Today I came across an interesting concept that I may have missed during my degree in Immunology. This concept is the bystander effect in the context of CD8 T cells in response to intracellular pathogens such as Listeria monocytogenes (L. monocytogenes). L. monocytogenes is a gram-positive bacteria that can create an inflammatory environment that can “license” dendritic cells, through toll-like receptors, to express co-stimulatory molecules such as B7, CD40 and 4-1BBL. This, in turn , allows “licensed” DCs presenting L. monocytogenes peptides to directly activate CD8 T cells without CD4 T cell help.

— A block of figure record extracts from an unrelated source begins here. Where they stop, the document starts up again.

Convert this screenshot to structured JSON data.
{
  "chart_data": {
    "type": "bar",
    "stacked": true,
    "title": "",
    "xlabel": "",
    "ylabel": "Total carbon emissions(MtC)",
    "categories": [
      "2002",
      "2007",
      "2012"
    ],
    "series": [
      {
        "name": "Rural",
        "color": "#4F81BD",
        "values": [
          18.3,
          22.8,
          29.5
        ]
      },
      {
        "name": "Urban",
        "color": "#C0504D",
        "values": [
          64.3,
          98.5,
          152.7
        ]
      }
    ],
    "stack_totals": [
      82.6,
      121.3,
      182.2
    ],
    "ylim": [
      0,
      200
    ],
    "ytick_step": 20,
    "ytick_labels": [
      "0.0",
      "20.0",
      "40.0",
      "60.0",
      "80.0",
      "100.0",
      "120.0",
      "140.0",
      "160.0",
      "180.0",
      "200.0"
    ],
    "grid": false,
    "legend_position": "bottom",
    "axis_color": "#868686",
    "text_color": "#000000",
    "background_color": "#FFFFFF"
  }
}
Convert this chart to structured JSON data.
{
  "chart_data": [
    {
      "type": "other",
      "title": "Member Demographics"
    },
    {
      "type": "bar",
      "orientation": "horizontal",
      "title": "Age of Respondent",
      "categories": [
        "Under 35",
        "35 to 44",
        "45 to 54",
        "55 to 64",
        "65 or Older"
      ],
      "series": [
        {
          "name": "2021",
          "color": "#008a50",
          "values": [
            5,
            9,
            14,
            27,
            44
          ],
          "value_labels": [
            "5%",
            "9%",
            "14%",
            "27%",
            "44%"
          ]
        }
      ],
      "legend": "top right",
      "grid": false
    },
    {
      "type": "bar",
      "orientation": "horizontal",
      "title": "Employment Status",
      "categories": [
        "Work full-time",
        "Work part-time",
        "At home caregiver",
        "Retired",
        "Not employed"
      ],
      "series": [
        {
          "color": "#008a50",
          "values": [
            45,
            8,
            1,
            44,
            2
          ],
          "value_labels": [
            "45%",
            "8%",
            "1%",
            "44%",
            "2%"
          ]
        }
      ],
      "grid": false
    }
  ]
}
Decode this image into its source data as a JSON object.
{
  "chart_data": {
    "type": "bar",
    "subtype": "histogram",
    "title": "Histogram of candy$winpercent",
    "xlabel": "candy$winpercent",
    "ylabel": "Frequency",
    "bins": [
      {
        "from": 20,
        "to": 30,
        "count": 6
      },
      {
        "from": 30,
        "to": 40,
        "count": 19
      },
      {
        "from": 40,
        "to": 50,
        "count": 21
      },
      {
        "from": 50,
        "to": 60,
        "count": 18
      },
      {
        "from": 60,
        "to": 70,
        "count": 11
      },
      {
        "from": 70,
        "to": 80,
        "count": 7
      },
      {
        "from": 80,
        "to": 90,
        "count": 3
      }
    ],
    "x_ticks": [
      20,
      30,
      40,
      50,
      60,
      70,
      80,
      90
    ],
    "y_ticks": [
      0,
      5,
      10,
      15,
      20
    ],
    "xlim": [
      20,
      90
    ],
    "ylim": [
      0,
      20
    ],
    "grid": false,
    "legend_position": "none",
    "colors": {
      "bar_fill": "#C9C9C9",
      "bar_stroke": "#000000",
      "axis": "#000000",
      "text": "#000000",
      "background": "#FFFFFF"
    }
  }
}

The bystander effect: if you are around, you are in

So what I’ve found was that, in addition to the above pathway, naive antigen-nonspecific CD8 T cells can be activated to produce proinflammatory cytokines when they receive IL-12 and IL-18 made by activated DCs in response to L. monocytogenes or Burkholderia pseudomallei. This allows mice to fight against the infection before the generation and expansion of specific CD4 and CD8 T cells. Thus, it seems like this mechanism acts in an innate-kinda way, helping contain the pathogens at bay before the more effective cell types arrive.

Baby Immunologist

Disclaimer: this article has not been peer reviewed and the knowledge was gained from Janeway’s Immmunobiology 7th edition.